MSc Thesis Defense: Feyza Teker, MULTI-DATASET LABEL SPACE UNIFICATION FOR OFF-ROAD AUTONOMOUS DRIVING USING LARGE LANGUAGE MODELS , Date & Time: 30 June, 2026 – 9:00 AM, Place: FENS L029

MULTI-DATASET LABEL SPACE UNIFICATION FOR OFF-ROAD

AUTONOMOUS DRIVING USING LARGE LANGUAGE MODELS

Feyza Teker
Mechatronics Engineering, MSc Thesis, 2026

Thesis Jury

Prof. Mustafa Ünel (Thesis Advisor)

Assoc. Prof. Kemaletttin Erbatur

Assoc. Prof. Ali Fuat Ergenç

Date & Time: 30th June, 2026 – 9.00 AM

Place: FENS L029

Keywords : off-road autonomous driving, semantic segmentation, multi-dataset

training, large language models, ontology mapping

Abstract

Training semantic segmentation models for off-road autonomous driving is difficult because the available datasets are individually small, geographically narrow, and annotated under inconsistent label conventions. This thesis proposes a multi-dataset training framework that unifies several off-road and urban datasets under a single label space through automated, LLM-based ontology construction and knowledge distillation. The unified taxonomy and dataset-specific mapping functions are generated by Gemini 2.5 Pro rather than built by hand.

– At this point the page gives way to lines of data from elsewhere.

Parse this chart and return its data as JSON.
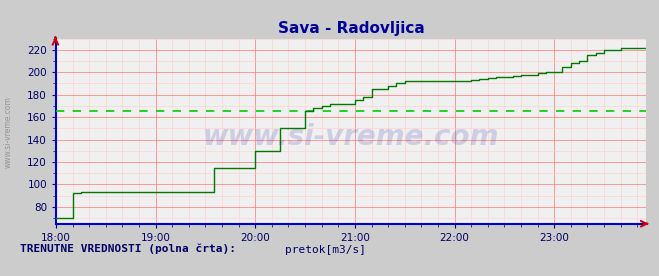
{
  "title": "Sava - Radovljica",
  "title_color": "#000099",
  "title_fontsize": 11,
  "bg_color": "#cccccc",
  "plot_bg_color": "#f0f0f0",
  "grid_color_major": "#ff8888",
  "grid_color_minor": "#ffcccc",
  "line_color": "#007700",
  "avg_line_color": "#00cc00",
  "avg_line_value": 165,
  "axis_spine_color": "#0000cc",
  "tick_color": "#000066",
  "watermark_text": "www.si-vreme.com",
  "watermark_color": "#3333aa",
  "watermark_alpha": 0.18,
  "side_text": "www.si-vreme.com",
  "side_text_color": "#888888",
  "ylim": [
    65,
    230
  ],
  "yticks": [
    80,
    100,
    120,
    140,
    160,
    180,
    200,
    220
  ],
  "xlim_hours": [
    18.0,
    23.92
  ],
  "xtick_hours": [
    18,
    19,
    20,
    21,
    22,
    23
  ],
  "xtick_labels": [
    "18:00",
    "19:00",
    "20:00",
    "21:00",
    "22:00",
    "23:00"
  ],
  "footer_text": "TRENUTNE VREDNOSTI (polna črta):",
  "legend_label": "pretok[m3/s]",
  "legend_color": "#00aa00",
  "arrow_color": "#cc0000",
  "flow_times": [
    18.0,
    18.083,
    18.167,
    18.25,
    18.333,
    18.417,
    18.5,
    18.583,
    18.667,
    18.75,
    18.833,
    18.917,
    19.0,
    19.083,
    19.167,
    19.25,
    19.333,
    19.417,
    19.5,
    19.583,
    19.667,
    19.75,
    19.833,
    19.917,
    20.0,
    20.083,
    20.167,
    20.25,
    20.333,
    20.417,
    20.5,
    20.583,
    20.667,
    20.75,
    20.833,
    20.917,
    21.0,
    21.083,
    21.167,
    21.25,
    21.333,
    21.417,
    21.5,
    21.583,
    21.667,
    21.75,
    21.833,
    21.917,
    22.0,
    22.083,
    22.167,
    22.25,
    22.333,
    22.417,
    22.5,
    22.583,
    22.667,
    22.75,
    22.833,
    22.917,
    23.0,
    23.083,
    23.167,
    23.25,
    23.333,
    23.417,
    23.5,
    23.583,
    23.667,
    23.75,
    23.833,
    23.917
  ],
  "flow_values": [
    70,
    70,
    92,
    93,
    93,
    93,
    93,
    93,
    93,
    93,
    93,
    93,
    93,
    93,
    93,
    93,
    93,
    93,
    93,
    115,
    115,
    115,
    115,
    115,
    130,
    130,
    130,
    150,
    150,
    150,
    165,
    168,
    170,
    172,
    172,
    172,
    175,
    178,
    185,
    185,
    188,
    190,
    192,
    192,
    192,
    192,
    192,
    192,
    192,
    192,
    193,
    194,
    195,
    196,
    196,
    197,
    198,
    198,
    199,
    200,
    200,
    205,
    208,
    210,
    215,
    217,
    220,
    220,
    222,
    222,
    222,
    222
  ]
}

Variability in the model output is controlled through repeated queries, consensus filtering, and reverse cross validation under explicit error criteria. Each master label is annotated with a discrete traversability tier, embedding navigation-relevant information directly into the label space. A teacher model fine-tuned on GOOSE generates pseudo-labels for five off-road and one urban auxiliary dataset through test-time augmentation, constrained by ground-truth annotations through the ontology mapping and filtered by per-pixel confidence threshold. The student is trained with tempered dataset sampling to compensate for size imbalance. Mask2Former and OneFormer are evaluated as both teacher and student. On the GOOSE validation set, the best teacher reaches 0.673 mIoU and the best student reaches 0.704 mIoU, surpassing the published GOOSE baseline and showing that LLM-based automated ontology construction can match and exceed manual quality. The framework offers a scalable path towards multi-dataset training in the off-road domain.